It's late. The phone rings.

The man on the other end says his daughter is missing.

Your daughter.

The baby you gave away over fifteen years ago.

What do you do?


Nora Watts isn't sure that she wants to get involved. Troubled, messed up, and with more than enough problems of her own, Nora doesn't want to revisit the past. But then she sees the photograph. A girl, a teenager, with her eyes. How can she turn her back on her?

But going in search of her daughter brings Nora into contact with a past that she would rather forget, a past that she has worked hard to put behind her, but which is always there, waiting for her . . .

In Eyes Like Mine, Sheena Kamal has created a kick-ass protagonist who will give Lisbeth Salander a run for her money. Intuitive, not always likeable, and deeply flawed, Nora Watts is a new heroine for our time.

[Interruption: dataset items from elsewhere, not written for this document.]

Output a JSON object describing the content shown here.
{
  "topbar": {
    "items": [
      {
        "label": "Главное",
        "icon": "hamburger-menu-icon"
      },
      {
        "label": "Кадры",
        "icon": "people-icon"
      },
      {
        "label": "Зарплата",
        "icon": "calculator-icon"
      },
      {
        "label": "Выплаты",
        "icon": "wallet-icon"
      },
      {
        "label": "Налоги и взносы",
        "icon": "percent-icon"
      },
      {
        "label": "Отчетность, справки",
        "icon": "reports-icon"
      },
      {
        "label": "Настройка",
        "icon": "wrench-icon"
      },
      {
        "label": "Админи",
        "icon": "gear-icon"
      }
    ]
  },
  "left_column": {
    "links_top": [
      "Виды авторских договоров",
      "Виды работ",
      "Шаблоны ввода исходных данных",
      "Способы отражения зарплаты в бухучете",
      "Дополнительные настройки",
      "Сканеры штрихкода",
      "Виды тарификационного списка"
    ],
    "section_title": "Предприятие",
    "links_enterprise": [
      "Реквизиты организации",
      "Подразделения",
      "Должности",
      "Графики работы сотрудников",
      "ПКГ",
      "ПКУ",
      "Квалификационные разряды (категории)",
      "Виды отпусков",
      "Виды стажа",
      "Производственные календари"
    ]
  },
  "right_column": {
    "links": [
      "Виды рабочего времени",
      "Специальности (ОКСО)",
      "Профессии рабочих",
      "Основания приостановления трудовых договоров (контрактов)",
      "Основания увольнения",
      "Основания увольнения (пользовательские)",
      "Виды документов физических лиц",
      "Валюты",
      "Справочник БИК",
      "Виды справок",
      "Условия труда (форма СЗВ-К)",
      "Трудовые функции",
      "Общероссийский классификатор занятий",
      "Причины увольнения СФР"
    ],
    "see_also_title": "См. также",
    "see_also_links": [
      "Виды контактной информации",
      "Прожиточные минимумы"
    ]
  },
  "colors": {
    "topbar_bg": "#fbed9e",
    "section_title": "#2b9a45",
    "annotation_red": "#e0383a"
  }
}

Published:     9th February 2017
Publisher:  Bonnier Zaffre
Goodreads :  Click here
Series or Stand-Alone:  Stand Alone
Source:  Review Copy from Publisher



MY REVIEW

What I liked about this book...  For me, the mystery and the 'what's going to happen next' was the main pull for me in reading this book.  Honestly speaking, I was more interested in learning more about the character of Nora and what her past was.  There were certainly hints to some kind of mysterious past and I really want to find out what that was.  She was also the kind of main character that I loved to hate.  Some of the things she said and did made sense but some of it I was sitting in my chair thinking 'why did you just do that?'.  To me, it made the character more real than someone who just made the right decisions all the time, which let's be honest and say that just doesn't happen!

What I didn't like about this book...   Maybe it was just me but I felt that despite the main part of this story is that Nora's daughter has gone missing this book focused less and less on that and more about Nora and her story.  Maybe that is what it was meant to be but I would have liked to  have learned more about her daughter and the situation she found herself in at any given time.